George Shaw Sketch of his father two

George Shaw
Sketch of his father
© George Shaw

It came as no surprise then for me to find that I’d swapped the roles over in this painting. You can tell that the woman has not long died. She is in bed, and judging by her thin face, she has been ill for some time. I recognise the face of one who cannot bring themselves to eat and for whom being awake is heavy and tiresome. How seldom do I ever give the fact of being alive any thought – the movements of organs and works of chemistry. I recognise the colour of skin once life has been let out, of the shocking difference between one who is here and one who is not here. The woman holds on to nothing now. Her body, which was once a tight and ordered vessel of everything – stories, memories, happiness and pain – has hollowed itself out and become whatever the opposite of a promise is. The man, on the other hand, has screwed himself into himself. His eyes are shut tight enough to refuse the world outside.

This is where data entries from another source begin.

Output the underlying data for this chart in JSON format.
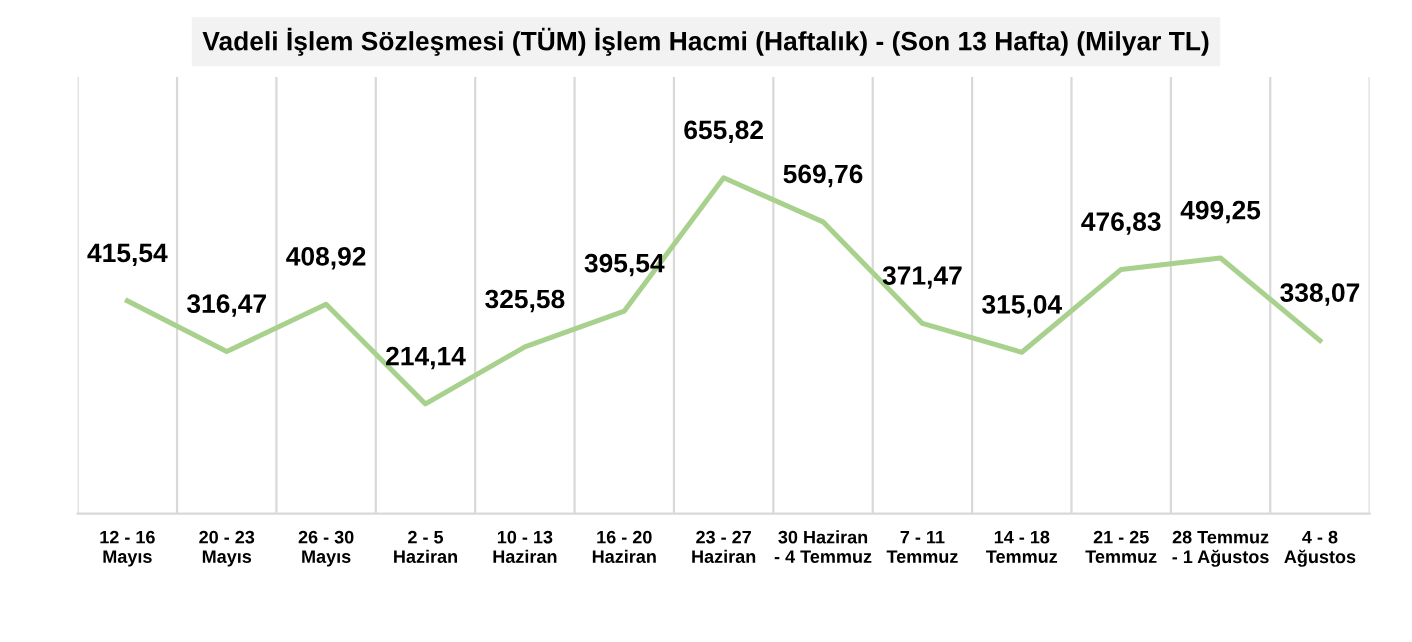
{
  "chart_data": {
    "type": "line",
    "title": "Vadeli İşlem Sözleşmesi (TÜM) İşlem Hacmi (Haftalık) - (Son 13 Hafta) (Milyar TL)",
    "categories": [
      "12 - 16\nMayıs",
      "20 - 23\nMayıs",
      "26 - 30\nMayıs",
      "2 - 5\nHaziran",
      "10 - 13\nHaziran",
      "16 - 20\nHaziran",
      "23 - 27\nHaziran",
      "30 Haziran\n- 4 Temmuz",
      "7 - 11\nTemmuz",
      "14 - 18\nTemmuz",
      "21 - 25\nTemmuz",
      "28 Temmuz\n- 1 Ağustos",
      "4 - 8\nAğustos"
    ],
    "series": [
      {
        "color": "#a9d18e",
        "values": [
          415.54,
          316.47,
          408.92,
          214.14,
          325.58,
          395.54,
          655.82,
          569.76,
          371.47,
          315.04,
          476.83,
          499.25,
          338.07
        ],
        "value_labels": [
          "415,54",
          "316,47",
          "408,92",
          "214,14",
          "325,58",
          "395,54",
          "655,82",
          "569,76",
          "371,47",
          "315,04",
          "476,83",
          "499,25",
          "338,07"
        ]
      }
    ],
    "grid": "x",
    "marker": "none",
    "line_style": "solid",
    "legend": false
  }
}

His clamped jaw holds words not spoken, his clutching hand holding on to nothing. I recognise her half-closed, or is it her half-open, eye retaining the secret of the last image, the empty mouth which has said goodbye to breath. I recognise the final touch and the efforts to remember it forever. I feel in him the massive weight of life, and in her the fragility of the ghost she has become. I recognise the slow distance forming between two things, of the world becoming something else and the numb fear of not knowing.

In his strange and beautiful essay The Two Versions of the Imaginary, Maurice Blanchot describes the corpse as being the image of the person it was in life. Here and not here at the same time. Lamb depicts the very point at which the woman departs from the world and from herself. The man’s holding on will gradually fade into a letting go as he opens his eyes to see nothing, a presence in absence only. How hard it is to bear the weight of knowing this, of letting this truth into ourselves to do its work. No wonder he keeps his eyes screwed shut.

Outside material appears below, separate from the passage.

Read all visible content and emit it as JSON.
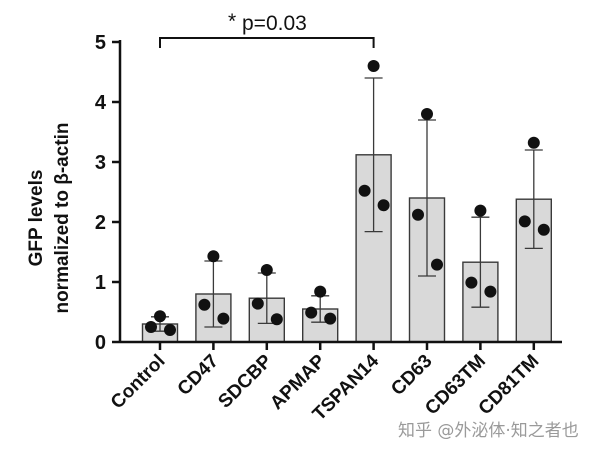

For a while this painting remained an image. I saw it only as a ghost on the computer. I had no copy of it pinned to the wall. I could not find it reproduced in any book. It was not on display at Tate Britain. And yet the image continued to haunt me.

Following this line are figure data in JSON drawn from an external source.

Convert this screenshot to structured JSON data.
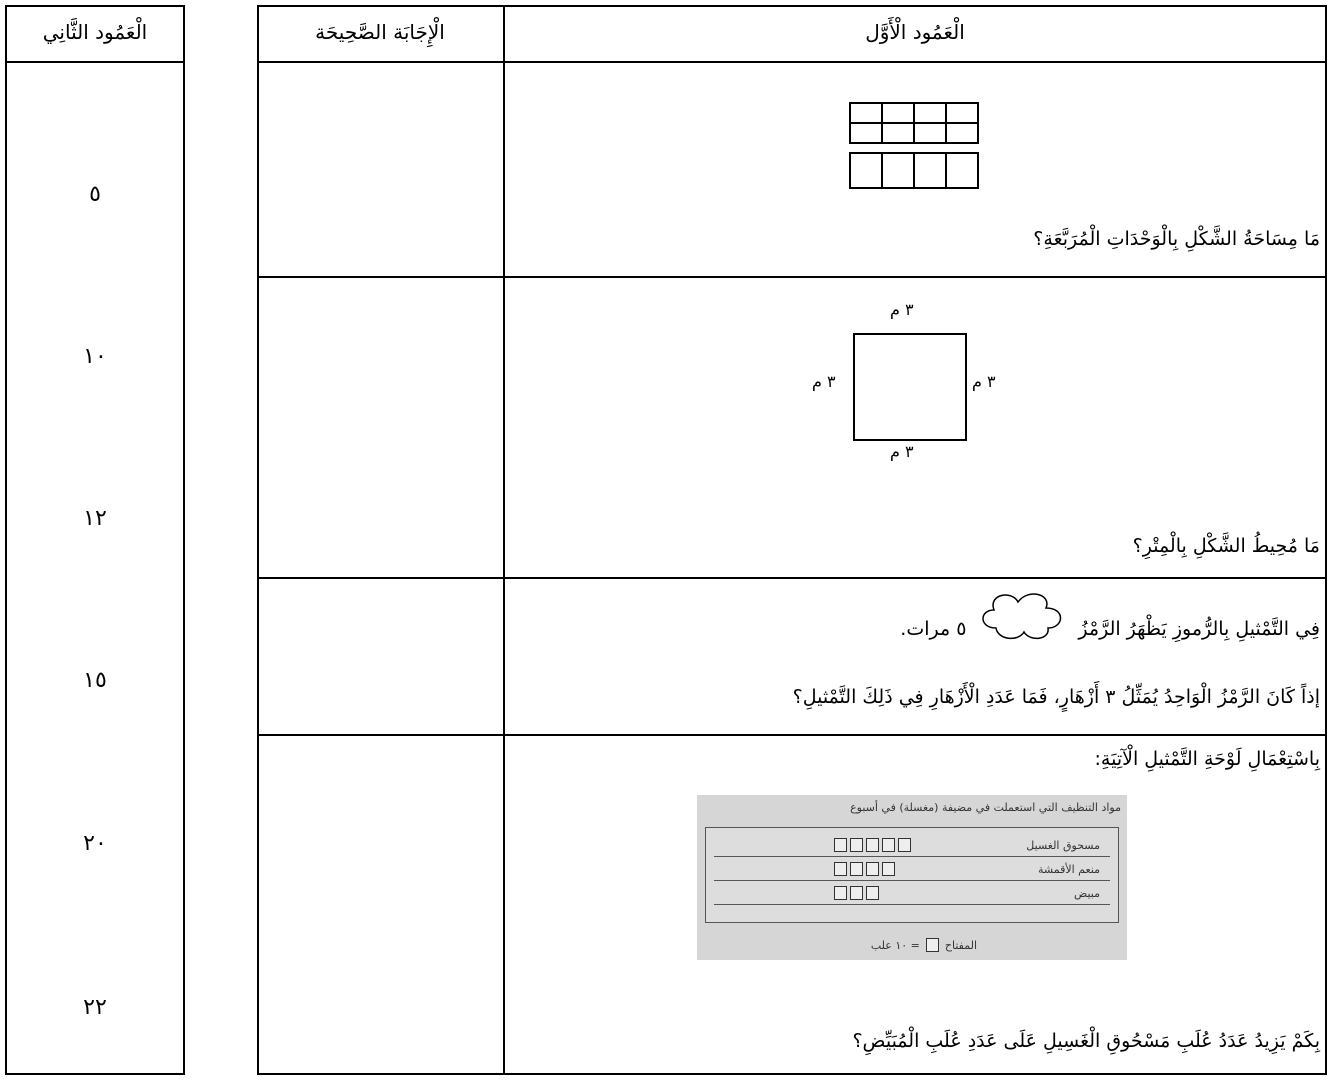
{
  "column_two": {
    "header": "الْعَمُود الثَّانِي",
    "values": [
      "٥",
      "١٠",
      "١٢",
      "١٥",
      "٢٠",
      "٢٢"
    ]
  },
  "table": {
    "headers": [
      "الْإِجَابَة الصَّحِيحَة",
      "الْعَمُود الْأَوَّل"
    ],
    "rows": [
      {
        "question": "مَا مِسَاحَةُ الشَّكْلِ بِالْوَحْدَاتِ الْمُرَبَّعَةِ؟"
      },
      {
        "labels": [
          "٣ م",
          "٣ م",
          "٣ م",
          "٣ م"
        ],
        "question": "مَا مُحِيطُ الشَّكْلِ بِالْمِتْرِ؟"
      },
      {
        "line1_start": "فِي التَّمْثيلِ بِالرُّموزِ يَظْهَرُ الرَّمْزُ",
        "line1_end": "٥ مرات.",
        "line2": "إذاً كَانَ الرَّمْزُ الْوَاحِدُ يُمَثِّلُ ٣ أَزْهَارٍ، فَمَا عَدَدِ الْأَزْهَارِ فِي ذَلِكَ التَّمْثيلِ؟"
      },
      {
        "intro": "بِاسْتِعْمَالِ لَوْحَةِ التَّمْثيلِ الْآتِيَةِ:",
        "pictograph": {
          "title": "مواد التنظيف التي استعملت في مضيفة (مغسلة) في أسبوع",
          "rows": [
            {
              "label": "مسحوق الغسيل",
              "count": 5
            },
            {
              "label": "منعم الأقمشة",
              "count": 4
            },
            {
              "label": "مبيض",
              "count": 3
            }
          ],
          "key_label": "المفتاح",
          "key_value": "= ١٠ علب"
        },
        "question": "بِكَمْ يَزِيدُ عَدَدُ عُلَبِ مَسْحُوقِ الْغَسِيلِ عَلَى عَدَدِ عُلَبِ الْمُبَيِّضِ؟"
      }
    ]
  }
}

When I finally went to see the picture in the flesh, at the Tate store, it felt like walking into a mortuary. The paintings, stored in rows, are pulled out from the wall like vast vertical drawers some ten or twelve feet high. And there, among the racks, was Death of a Peasant. The paint on the surface was very dry and matt and seemed to absorb all the light that it was given. It offered precious little colour in return. It cared not that it was hidden here and seemed content with the knowledge that it had been painted. Shortly after leaving the storeroom I settled myself into a pub. By then, the canvas had been pushed back into its quiet tomb. I sat with my pint and my notebook. How did this little scene come to be painted? This is not a tragic or heroic death. But it is how most of us will witness the passing away of our loved ones, and how we too will die. Perhaps Lamb recognised this dreary and domestic fact of our death, but wanted through a very simple act of painting a picture to show that the death of a peasant is as graceful and dignified and memorable as any other in history or fiction.

Death of a Peasant was presented by the Trustees of the Chantrey Bequest 1944. The painting is currently not on display.